South Korea's rapid development did not fail to include Jeju. Furthermore, as 70% of Jeju's new economy is based on tourism, for the last half-century mainlanders have visited the island with increasing frequency: there are currently around 150 commercial flights a day (and good luck trying to get a weekend flight from spring to autumn). The idea that Jeju is "exotic, but Korean nonetheless" is now a common one - the concept of Jeju as extrinsic and alien has disappeared.

Second, Jeju's autonomy is genuine in several key areas. While foreign and military affairs are still Seoul's purview, most major points of governance are in local hands. Key psychological indices include education and police. It is perhaps hard to overstate the value of this for a populace whose traditions and narratives were long subjugated alongside physical oppression at the hands of the authorities. The local government also controls its economic relations with the outside world, having total control over financial and visa regulations.
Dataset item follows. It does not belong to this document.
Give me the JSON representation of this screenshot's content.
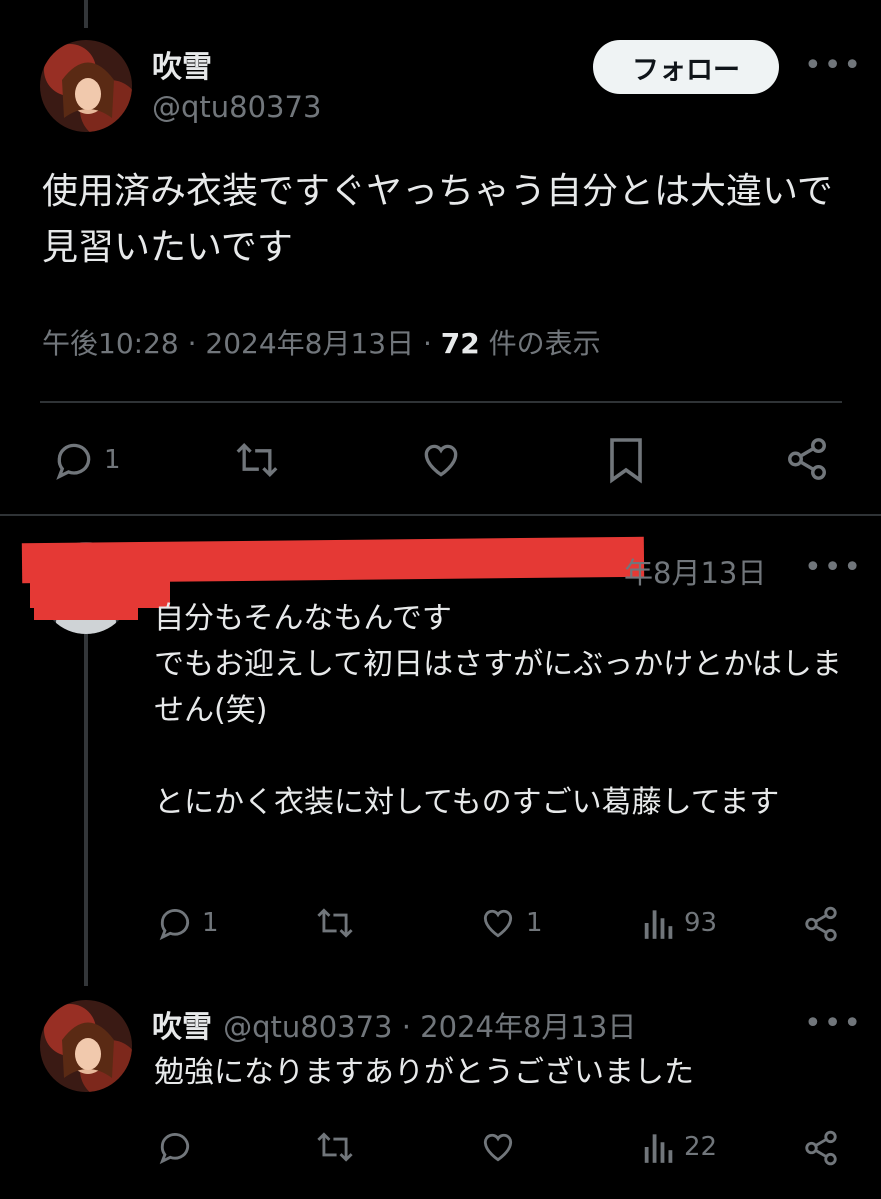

Furthermore, the foundation laid by prior economic development has freed up local authorities to pursue a variety of plans, including becoming a hub for regional cruise ships or for international secondary schools. Tax regimes have been set up to attract foreign investment and while the timing of the international financial crisis delayed many of the Jeju governments plans, South Korea's currency devaluation actually helped the local economy escape the worst of the credit crunch. Jeju had a record year in 2009 as Koreans accustomed to holidaying abroad compensated for the crash of the Won by going to Jeju instead, while Japanese tourists were attracted by the buying power the Yen suddenly had.


I can't help but wonder if Cheju's precedent will be at all applicable to North Korea, once--or if--it begins a rapprochement leading towards reunification with the south.